Le spiagge, la politica e il corpo delle donne
Preoccupano molto i fatti accaduti al bagno “Il Pedocin” di Trieste dove alcune donne musulmane, entrate in mare con il corpo coperto, indossando il burkini o i propri normali abiti, sono state insultate da altre bagnanti, che hanno ritenuto lecito utilizzare nei loro confronti modalità pesantemente intimidatorie, del tutto inaccettabili e perseguibili sul piano penale. Le polemiche inaugurate alcune settimane fa dalla sindaca di Monfalcone nei confronti delle donne islamiche che fanno il bagno nella spiaggia di Marina Julia senza spogliarsi dei propri indumenti sembrano aver aperto la strada a prese di posizione pericolose, intrinsecamente violente, anche da parte di semplici cittadine/i, nel dilagare di ostilità, pregiudizi, intolleranza verso abitudini e stili di vita propri di altre culture e tradizioni. La Rete Diritti Accoglienza Solidarietà Internazionale del FVG ricorda alla sindaca Anna Maria Cisint e al sindaco di Trieste Roberto Dipiazza – intervenuto sui fatti del “Pedocin” in maniera del tutto impropria – che non esiste nessun obbligo, da parte delle persone provenienti da altri paesi di conformarsi alle abitudini locali, che non è possibile imporre limitazioni all’abbigliamento per motivi religiosi, come previsto dall’art. 9 della Convenzione Europea dei Diritti dell’Uomo.

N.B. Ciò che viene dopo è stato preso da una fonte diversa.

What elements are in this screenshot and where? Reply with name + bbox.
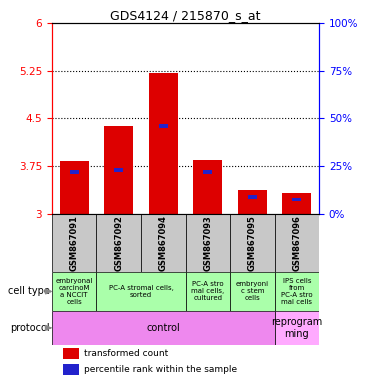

Compito di chi amministra le città non è dunque quello di legiferare in materie che non sono consentite, ma quello di tutelare una convivenza democratica, rispettosa dei diritti delle persone, delle differenze culturali e religiose, avendo a cuore la composizione delle tensioni sociali anziché la loro incentivazione, la salvaguardia della sicurezza e dell’incolumità di quanti vivono nello spazio urbano, in tutte le
manifestazioni della loro vita, entro l’orizzonte tracciato dalla Costituzione della Repubblica. Non possiamo infine non osservare che sul corpo delle donne si esercitano ancora politiche di controllo di stampo patriarcale: obbligate a velarsi in Iran e “costrette” a spogliarsi in Italia, alle donne viene negata la libertà di scegliere, di decidere autonomamente come condurre la loro esistenza. Una lunga tradizione misogina, e nel caso specifico fortemente xenofoba (a prescindere dal genere di chi opera nelle istituzioni), pretende ancora di normare il loro modo di abbigliarsi.